El Bosque

El Bosque

The opening tee shot at El Bosque is simultaneously thrilling, bewildering and intimidating. You are standing on an elevated tee, so the shoulders feel a little more loose than usual over the opening shot of the day, but this dog-leg left doesn't let you hit driver with any comfort.


Such are the density of trees and narrowness of the fairway that you can only hit your longest club in the bag over the top of the trees in the corner of the dog leg. It seems a risky play on the first swing of the day, but it is a worthwhile one… because hit something safe off the tee and you face something like a 5-iron acutely uphill to a slender green with a bunker guarding the front.
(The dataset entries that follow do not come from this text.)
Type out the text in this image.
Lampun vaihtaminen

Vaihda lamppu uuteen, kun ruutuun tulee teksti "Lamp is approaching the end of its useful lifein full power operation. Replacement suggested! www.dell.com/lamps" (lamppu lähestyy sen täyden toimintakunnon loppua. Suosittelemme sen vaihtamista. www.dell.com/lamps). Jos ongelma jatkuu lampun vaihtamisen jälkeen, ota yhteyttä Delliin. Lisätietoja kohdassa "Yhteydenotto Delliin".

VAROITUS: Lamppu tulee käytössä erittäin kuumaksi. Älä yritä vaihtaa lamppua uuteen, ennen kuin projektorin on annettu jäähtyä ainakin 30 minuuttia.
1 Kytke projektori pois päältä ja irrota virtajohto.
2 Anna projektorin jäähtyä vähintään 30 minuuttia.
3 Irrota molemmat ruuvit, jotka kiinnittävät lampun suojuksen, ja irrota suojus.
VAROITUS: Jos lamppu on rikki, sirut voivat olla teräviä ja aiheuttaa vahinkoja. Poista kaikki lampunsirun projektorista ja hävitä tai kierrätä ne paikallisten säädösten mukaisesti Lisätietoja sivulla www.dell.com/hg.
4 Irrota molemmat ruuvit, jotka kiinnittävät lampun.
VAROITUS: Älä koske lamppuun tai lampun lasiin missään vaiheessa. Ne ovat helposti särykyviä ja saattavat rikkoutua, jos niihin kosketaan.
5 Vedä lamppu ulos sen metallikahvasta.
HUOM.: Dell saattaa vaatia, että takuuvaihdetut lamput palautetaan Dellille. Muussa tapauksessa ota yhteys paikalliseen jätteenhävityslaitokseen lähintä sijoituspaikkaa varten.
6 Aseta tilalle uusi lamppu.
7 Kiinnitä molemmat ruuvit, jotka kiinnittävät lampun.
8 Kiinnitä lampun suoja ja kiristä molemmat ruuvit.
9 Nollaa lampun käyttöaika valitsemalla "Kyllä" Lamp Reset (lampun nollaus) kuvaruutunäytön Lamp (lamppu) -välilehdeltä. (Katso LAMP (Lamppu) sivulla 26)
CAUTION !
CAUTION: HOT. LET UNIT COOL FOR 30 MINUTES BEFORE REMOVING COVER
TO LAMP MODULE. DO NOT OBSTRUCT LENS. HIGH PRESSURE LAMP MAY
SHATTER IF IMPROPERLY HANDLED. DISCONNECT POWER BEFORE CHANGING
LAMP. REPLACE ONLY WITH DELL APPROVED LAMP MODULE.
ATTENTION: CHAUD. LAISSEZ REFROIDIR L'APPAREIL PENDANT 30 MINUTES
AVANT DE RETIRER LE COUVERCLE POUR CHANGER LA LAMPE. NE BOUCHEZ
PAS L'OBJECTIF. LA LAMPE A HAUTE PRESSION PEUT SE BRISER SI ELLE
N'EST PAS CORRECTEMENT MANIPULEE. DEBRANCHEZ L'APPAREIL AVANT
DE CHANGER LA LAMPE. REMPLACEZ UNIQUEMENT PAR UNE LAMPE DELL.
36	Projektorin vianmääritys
The twisting 2nd, the land falling away to the right where sand and awkward stances await, confirms El Bosque as a technical, strategic course – as one would expect of Robert Trent Jones.


So, too, does the 3rd, a par 5 that urns over undulating land between pines of various sizes and heights. After driving up and over the brow of a hill you face an approach to a well-bunkered green.


And if you hadn’t worked it out already, the 6th confirms this as a Robert Trent Jones design, with another typical RTJ raised green at the end of a fiddly, tight dog-leg.


The downhill 4th is good but the 8th is probably the pick of the front nine’s short holes, played over water to a wide target with run-offs and bunkers making this pretty scene also a challenging one.


The sweeping 9th to another elevated green, with steep run offs to the left, is the closest residences come to the line of play – because otherwise they are well set back here.


The back nine is sprinkled with fine holes: the par-5 11th playing downhill all the way to a small triangular shaped green being followed by the an other par 3 over water – this time to a  shallow, wide green with bunkers set into bank – and then the well-guarded 13th, with a bank of water all the way across its front.


The funky 14th, again over water and this time to a kidney-shaped green, is succeeded by arguably the strongest on the course. And then there’s the 18th, which runs in the opposite direction to the 1st and also plays from an elevated tee – but this time you can really can open your shoulders with a wide target, and a good drive is required, because then its a steeply uphill approach to a green beneath the windows of glass-fronted clubhouse with a wall to the back of the green.